Step five (if applicable):  If your request for abatement was denied, you can appeal.  The IRS offers a penalty appeal self help tool, which outlines the conditions under which an appeal might abate your penalty.  Some of these reasons include: 

  • Reasonable cause:  This is kind of a catch-all for tax penalties could be abated, but don’t technically qualify for FTA.  Usually, this is what you would request, in addition to FTA, when working with the taxpayer advocate, in cases where your tax issues are your fault. 

  • Statutory exceptions:  In some cases, the law allows for certain exceptions.  If this applies to your situation, then you would have grounds for an appeal. 

  • Administrative waiver:  There might be a formal government directive providing penalty relief because of a catastrophic event or natural disaster.  

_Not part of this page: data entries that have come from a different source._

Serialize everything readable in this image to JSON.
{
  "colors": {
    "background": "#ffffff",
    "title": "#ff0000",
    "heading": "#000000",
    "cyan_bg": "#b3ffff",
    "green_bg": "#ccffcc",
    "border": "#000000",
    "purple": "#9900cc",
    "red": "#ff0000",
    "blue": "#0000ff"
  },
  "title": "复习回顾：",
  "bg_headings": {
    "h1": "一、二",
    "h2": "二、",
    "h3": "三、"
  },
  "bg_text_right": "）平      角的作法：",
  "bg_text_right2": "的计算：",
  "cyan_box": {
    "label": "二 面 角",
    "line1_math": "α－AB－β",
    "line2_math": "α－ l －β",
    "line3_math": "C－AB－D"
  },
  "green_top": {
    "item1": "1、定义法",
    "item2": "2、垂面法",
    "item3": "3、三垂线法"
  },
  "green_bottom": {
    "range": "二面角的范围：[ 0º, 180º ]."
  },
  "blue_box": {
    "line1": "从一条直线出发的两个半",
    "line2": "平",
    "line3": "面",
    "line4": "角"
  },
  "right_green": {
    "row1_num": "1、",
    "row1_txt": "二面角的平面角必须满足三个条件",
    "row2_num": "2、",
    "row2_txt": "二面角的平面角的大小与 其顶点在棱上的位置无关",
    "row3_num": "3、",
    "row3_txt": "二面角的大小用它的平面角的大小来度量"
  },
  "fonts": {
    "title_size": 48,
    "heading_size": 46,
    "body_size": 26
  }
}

Keep in mind that you have 30 days from the date of your rejection letter to file your appeal.  You will want to contact the IRS well in advance, so you can best prepare yourself to request the appeal. 

Conclusion 

While it’s easy to find the IRS’ first time penalty abatement policy with an online search, the mechanics are much more complicated than you might think.  With that said, the IRS does provide a lot of resources to help you through this process.  In order to have the best change of abating your tax penalties, you should expect to be engaged and diligent. 

Incorporating tax planning into your financial planning is one of the best ways to avoid tax problems in the first place.  If you’re looking for professional help going forward, you might consider hiring a tax-focused financial planner who will help you in reaching your financial goals.